Guidance: Be mindful of this issue and explore the location data of the largest companies in your list. Make a sensible decision on how you might overcome assigning employees to the correct locations.

Location Quotients could be distorted

We generate location quotients based on all addresses associated with companies (both registered and operating addresses).

This could introduce known location issues, such as including locations of properties used as default registered addresses, e.g. accountants, where activity relating to the company might not actually take place.

Location quotients are also subject to the registered office effect. London is the registered office location for many multinational companies (and perhaps head office). This can create distortions. For example, when using location quotients, some of the top specialisations for London are tobacco or coal mining. This is due to the registered office of tobacco and mining firms in London.

Therefore there are several reasons why the resulting location quotient value may misrepresent the location.

Guidance: Take care when applying location filters and interpreting the location quotients.  Be aware of these caveats.

Company size definitions should be well understood

The company size definitions are based on the Companies Act 2006 definition. Other definitions are available. You can read about the implementation of this definition here

A misunderstanding of these definitions could lead to incorrect conclusions made from the data.

Guidance: Clearly state the definitions used in your analysis.

Alternatively, you can generate custom definitions yourself using the filter options. 

A company might be assigned an incorrect company size

This would arise due to incorrect turnover or employment data, which could occur as a result of known issues with employee and turnover data.

This could be a declaration error, e.g. an error in a company’s financial accounts. Alternatively, it could be an error in estimated values for a company’s turnover or employment.

Guidance: Company sizes are based on The Data City’s estimated values of turnover and employment. The Data City have robustly estimated turnover and employment, but a company can be miscategorised if errors do occur. Users should be aware of this.

RTIC time series analysis

The RTIC analysis within ANALYSE provides insight into the historical financial performance of the companies which are currently within the RTIC.

It is important to note that this is not a time-series analysis of the industry as a whole, but specifically of these companies. Currently, our approach does not include historical classifications or track the inception and closure of companies (births and deaths).

Guidance: Caveat the data appropriately to take this into account. Be mindful that this is the case when interpreting the results.

The innovation indicator should be properly understood and used appropriately

Our innovation indicator uses a proprietary machine learning model to estimate how innovative every company in our database is based on their website text, where available.
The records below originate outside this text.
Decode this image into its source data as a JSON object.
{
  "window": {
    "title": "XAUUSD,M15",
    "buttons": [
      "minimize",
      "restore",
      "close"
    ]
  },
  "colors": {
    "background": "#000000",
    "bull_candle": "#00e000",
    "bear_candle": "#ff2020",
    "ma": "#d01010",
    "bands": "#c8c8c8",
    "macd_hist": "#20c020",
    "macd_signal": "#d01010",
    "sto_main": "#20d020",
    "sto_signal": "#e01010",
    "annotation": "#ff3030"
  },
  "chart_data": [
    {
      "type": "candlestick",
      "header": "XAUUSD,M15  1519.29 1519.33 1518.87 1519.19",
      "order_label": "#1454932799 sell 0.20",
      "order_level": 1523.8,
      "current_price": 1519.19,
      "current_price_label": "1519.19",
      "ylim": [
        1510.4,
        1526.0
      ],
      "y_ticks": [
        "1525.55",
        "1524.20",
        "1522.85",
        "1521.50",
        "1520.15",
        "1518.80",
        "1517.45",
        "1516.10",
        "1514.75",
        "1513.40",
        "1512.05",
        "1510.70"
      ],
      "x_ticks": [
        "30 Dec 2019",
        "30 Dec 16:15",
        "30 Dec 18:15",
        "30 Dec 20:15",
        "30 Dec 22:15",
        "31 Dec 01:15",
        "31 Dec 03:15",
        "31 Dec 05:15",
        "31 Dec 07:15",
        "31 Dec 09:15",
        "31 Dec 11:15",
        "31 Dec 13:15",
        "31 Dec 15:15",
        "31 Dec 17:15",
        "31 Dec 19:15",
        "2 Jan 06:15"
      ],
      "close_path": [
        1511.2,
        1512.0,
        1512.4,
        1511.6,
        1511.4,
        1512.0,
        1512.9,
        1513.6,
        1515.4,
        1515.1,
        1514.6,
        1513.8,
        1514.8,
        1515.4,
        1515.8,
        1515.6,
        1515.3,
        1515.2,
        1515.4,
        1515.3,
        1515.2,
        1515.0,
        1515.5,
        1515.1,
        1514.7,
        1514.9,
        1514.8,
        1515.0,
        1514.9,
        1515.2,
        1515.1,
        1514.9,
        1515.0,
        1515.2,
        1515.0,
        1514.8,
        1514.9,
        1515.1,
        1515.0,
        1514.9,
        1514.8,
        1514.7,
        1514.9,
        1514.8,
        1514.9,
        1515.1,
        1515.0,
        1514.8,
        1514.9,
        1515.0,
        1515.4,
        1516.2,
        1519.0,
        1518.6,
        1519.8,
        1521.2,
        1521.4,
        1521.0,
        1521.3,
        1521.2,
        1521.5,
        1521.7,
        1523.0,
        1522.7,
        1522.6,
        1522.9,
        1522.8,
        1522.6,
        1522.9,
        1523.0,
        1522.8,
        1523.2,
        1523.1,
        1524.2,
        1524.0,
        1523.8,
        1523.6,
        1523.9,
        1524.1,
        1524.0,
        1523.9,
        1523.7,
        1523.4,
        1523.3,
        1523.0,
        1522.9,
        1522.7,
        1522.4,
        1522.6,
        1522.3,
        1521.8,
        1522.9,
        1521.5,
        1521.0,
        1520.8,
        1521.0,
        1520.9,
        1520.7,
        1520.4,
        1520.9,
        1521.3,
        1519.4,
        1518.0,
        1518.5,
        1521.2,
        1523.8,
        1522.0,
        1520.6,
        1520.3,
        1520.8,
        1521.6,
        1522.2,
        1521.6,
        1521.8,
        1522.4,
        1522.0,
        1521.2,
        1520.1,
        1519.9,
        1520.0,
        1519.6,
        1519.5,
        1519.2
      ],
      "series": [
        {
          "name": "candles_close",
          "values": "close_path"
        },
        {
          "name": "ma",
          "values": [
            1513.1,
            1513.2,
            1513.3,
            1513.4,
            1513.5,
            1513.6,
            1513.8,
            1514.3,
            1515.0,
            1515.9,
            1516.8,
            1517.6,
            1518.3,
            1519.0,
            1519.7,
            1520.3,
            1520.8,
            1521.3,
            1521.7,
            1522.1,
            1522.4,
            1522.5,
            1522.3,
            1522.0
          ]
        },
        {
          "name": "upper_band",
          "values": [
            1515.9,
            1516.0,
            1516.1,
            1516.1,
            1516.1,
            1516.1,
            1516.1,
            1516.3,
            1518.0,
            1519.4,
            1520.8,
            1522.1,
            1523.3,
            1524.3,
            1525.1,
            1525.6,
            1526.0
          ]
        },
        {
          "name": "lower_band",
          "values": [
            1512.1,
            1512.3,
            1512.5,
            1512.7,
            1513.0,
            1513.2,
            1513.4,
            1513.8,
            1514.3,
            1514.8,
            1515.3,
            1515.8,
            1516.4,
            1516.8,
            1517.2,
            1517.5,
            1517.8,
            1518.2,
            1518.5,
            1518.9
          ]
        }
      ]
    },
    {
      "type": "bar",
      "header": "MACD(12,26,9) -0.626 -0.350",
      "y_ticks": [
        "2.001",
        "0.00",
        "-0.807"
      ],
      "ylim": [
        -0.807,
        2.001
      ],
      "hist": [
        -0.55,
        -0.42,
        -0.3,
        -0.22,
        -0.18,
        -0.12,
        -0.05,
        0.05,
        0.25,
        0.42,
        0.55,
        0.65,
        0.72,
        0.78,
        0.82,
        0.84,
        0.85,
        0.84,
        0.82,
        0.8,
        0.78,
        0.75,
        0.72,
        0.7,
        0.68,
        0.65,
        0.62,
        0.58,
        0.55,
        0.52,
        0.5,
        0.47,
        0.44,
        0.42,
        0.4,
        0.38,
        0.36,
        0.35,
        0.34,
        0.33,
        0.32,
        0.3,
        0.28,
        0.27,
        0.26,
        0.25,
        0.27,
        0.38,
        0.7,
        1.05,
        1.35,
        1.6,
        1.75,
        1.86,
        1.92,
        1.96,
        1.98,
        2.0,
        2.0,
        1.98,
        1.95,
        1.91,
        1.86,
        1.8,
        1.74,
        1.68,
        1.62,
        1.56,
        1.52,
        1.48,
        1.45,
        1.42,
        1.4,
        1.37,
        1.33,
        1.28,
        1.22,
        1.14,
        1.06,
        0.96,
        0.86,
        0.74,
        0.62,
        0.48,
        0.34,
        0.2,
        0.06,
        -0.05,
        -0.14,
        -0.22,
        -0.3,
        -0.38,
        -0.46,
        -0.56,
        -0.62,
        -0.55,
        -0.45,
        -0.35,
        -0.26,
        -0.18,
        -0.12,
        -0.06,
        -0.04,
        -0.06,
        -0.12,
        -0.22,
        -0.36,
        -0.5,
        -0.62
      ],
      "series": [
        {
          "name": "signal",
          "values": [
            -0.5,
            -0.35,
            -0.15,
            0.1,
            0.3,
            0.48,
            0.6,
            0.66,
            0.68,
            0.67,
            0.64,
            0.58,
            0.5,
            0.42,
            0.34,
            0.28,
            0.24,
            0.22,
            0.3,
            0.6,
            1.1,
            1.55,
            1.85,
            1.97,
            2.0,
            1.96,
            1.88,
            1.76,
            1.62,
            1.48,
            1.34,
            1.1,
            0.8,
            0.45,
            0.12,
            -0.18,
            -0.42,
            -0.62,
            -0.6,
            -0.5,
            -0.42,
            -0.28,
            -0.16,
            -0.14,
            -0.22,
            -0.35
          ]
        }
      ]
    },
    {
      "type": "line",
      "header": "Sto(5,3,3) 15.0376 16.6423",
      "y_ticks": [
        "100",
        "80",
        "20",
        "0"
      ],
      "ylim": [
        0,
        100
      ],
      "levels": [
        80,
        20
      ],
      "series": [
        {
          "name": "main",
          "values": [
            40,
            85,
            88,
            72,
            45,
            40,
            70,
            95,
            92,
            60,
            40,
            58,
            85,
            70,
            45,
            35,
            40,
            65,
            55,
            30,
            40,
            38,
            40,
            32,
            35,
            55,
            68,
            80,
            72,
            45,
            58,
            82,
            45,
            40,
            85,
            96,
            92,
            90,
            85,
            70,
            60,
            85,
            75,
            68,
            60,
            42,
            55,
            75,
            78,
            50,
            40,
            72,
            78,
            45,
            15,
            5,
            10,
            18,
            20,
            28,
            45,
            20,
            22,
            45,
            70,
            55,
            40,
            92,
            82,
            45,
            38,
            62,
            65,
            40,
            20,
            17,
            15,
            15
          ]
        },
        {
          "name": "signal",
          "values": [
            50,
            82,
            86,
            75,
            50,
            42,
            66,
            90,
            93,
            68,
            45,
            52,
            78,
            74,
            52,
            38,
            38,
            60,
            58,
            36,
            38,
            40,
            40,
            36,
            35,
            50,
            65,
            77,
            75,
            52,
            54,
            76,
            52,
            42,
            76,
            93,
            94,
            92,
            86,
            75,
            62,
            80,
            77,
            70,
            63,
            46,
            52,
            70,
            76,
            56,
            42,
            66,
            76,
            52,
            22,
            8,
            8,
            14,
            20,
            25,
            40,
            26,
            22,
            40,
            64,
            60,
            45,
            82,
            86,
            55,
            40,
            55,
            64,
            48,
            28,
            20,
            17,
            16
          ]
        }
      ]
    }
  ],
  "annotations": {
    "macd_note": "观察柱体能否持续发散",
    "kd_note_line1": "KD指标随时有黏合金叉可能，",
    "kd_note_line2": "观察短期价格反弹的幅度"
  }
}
R&D intensity is used as a proxy for innovation.

You can read more about our innovation indicator here.

Misunderstanding or misinterpreting our innovation indicator can lead to misleading results.
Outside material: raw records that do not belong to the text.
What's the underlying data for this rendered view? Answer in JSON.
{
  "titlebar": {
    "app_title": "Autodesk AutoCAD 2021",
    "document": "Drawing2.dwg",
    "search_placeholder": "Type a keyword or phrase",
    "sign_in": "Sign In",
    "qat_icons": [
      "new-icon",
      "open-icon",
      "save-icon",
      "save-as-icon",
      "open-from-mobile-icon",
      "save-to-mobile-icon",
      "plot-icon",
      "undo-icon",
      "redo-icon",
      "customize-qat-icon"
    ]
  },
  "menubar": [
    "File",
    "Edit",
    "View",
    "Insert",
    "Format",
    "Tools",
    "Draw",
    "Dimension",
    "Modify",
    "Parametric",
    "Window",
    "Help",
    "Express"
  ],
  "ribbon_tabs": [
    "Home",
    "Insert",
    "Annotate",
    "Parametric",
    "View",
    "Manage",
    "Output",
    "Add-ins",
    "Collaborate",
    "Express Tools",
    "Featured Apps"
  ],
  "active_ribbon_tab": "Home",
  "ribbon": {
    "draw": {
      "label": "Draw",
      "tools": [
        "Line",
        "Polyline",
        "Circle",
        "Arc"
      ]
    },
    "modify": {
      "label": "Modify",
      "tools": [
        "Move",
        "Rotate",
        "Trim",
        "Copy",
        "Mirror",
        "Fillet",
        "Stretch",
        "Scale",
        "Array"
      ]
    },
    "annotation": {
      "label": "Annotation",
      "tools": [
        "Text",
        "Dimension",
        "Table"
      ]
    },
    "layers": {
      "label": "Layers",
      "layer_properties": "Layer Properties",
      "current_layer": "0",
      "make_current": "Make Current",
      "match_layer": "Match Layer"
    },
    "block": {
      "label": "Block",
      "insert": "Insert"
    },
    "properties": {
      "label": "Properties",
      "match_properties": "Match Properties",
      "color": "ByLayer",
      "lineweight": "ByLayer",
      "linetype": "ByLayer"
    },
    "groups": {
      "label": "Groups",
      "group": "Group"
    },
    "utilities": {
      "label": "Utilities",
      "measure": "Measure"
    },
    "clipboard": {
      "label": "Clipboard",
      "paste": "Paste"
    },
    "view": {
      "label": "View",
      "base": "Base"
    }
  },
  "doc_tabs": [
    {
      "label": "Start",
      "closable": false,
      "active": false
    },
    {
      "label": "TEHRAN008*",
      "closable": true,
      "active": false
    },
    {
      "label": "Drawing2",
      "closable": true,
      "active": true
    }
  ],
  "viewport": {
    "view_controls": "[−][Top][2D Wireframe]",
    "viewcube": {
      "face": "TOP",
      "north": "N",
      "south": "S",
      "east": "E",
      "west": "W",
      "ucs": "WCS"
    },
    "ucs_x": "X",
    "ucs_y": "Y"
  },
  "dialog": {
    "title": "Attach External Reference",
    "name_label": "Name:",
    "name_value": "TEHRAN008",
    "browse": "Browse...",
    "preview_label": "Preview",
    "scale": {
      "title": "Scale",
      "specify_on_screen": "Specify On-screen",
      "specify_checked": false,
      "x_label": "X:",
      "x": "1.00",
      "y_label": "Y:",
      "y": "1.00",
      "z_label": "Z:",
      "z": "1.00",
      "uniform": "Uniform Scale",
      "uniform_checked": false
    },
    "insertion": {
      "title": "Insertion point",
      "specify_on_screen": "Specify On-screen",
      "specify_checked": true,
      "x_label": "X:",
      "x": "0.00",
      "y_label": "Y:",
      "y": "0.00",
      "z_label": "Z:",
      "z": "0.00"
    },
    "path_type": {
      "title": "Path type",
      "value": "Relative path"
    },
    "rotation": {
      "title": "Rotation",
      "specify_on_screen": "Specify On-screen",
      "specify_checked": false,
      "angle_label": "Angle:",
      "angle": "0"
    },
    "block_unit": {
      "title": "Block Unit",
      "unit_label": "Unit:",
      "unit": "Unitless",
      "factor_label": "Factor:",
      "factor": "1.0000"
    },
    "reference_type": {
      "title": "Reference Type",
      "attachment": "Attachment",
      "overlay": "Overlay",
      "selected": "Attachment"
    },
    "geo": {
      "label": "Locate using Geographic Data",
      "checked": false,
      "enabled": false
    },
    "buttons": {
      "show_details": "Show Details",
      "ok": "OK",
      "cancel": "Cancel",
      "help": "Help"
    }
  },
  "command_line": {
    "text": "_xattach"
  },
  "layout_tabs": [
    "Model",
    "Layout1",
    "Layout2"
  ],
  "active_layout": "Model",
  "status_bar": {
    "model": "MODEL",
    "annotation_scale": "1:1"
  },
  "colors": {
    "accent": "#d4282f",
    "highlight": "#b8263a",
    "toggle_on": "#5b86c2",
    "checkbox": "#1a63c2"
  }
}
Guidance: We urge users to exercise caution whilst using our innovation indicator, viewing it as a valuable tool when analysing lists, rather than a definitive measure.

It should also not be used to build company lists, instead, it is more appropriate to use it as a filter in analysis.
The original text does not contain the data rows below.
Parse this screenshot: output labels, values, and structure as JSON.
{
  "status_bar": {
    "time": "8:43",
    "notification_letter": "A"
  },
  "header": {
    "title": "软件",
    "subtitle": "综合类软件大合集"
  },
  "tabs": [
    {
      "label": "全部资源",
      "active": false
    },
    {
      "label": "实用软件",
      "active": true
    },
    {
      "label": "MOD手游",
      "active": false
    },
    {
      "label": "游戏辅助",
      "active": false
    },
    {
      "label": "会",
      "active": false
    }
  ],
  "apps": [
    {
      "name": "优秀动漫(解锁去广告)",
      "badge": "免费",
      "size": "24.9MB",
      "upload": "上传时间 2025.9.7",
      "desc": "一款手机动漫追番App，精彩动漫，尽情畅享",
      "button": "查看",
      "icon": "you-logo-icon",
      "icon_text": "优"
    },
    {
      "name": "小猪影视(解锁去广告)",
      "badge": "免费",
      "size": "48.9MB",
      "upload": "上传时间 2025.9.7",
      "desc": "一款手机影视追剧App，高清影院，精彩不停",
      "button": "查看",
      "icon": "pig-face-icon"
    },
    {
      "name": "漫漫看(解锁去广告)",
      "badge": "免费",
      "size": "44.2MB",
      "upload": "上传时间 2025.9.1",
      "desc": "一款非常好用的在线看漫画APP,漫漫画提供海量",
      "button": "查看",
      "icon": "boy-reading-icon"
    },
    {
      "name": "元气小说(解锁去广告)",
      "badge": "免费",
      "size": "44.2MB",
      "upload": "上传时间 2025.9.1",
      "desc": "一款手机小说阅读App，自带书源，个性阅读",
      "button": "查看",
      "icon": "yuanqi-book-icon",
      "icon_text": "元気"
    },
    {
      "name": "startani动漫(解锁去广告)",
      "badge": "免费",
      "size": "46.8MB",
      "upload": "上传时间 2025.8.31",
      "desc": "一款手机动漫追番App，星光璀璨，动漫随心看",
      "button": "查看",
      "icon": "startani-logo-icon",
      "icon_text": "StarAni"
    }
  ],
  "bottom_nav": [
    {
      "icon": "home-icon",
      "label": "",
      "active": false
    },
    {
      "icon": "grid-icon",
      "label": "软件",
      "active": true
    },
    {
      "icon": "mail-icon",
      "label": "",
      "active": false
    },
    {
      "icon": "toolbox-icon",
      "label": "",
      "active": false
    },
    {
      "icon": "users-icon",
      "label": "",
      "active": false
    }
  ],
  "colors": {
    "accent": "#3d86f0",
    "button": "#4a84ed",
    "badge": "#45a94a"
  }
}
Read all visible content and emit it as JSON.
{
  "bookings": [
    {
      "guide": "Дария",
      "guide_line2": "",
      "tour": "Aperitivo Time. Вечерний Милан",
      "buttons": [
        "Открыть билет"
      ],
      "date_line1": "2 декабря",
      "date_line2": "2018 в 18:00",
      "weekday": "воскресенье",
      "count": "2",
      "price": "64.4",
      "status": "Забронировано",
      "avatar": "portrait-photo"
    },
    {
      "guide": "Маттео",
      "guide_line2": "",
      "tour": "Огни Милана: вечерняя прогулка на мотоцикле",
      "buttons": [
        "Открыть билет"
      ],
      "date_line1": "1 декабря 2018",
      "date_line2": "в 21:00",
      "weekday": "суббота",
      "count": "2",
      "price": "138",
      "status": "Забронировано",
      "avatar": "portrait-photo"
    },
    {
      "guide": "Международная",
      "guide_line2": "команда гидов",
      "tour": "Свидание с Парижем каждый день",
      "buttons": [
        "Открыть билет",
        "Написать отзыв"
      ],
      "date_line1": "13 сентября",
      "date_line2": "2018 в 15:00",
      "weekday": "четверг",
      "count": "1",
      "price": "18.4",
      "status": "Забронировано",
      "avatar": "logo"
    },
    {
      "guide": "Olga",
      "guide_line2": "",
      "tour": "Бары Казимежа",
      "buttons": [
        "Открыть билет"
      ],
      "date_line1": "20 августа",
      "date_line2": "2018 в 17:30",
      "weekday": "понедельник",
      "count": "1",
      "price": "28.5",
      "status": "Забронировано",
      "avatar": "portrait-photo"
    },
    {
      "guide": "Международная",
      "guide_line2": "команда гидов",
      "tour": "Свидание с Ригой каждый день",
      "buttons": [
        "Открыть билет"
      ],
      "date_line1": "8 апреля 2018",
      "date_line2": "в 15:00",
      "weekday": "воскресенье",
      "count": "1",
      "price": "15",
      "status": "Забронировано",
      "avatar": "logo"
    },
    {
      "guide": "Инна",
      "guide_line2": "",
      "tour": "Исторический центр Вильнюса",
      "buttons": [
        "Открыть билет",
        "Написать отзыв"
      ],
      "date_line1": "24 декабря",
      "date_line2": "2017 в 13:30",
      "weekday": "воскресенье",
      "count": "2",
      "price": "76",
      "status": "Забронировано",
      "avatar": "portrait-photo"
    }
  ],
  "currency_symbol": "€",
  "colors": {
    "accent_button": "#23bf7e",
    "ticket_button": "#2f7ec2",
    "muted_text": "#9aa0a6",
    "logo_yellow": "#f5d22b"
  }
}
We are not able to identify founders for all companies

We are able to identify founders for approximately 80% of companies.

It is worth noting that our ability to identify founders is very dependent on the age of a company.

The Data City tracks the active companies on Companies House and these tend to be younger companies.

Misrepresenting founder information can lead to error in your analysis.

Guidance: Be careful when comparing companies with founder information against the baseline.

For example, comparing women founded businesses to the UK business base will be tricky.

Since we are not able to identify founders for older companies, women founded businesses will be younger than the business base, so a national comparison might not be suitable.

Instead, we advise comparing women founded businesses to non-women founded businesses.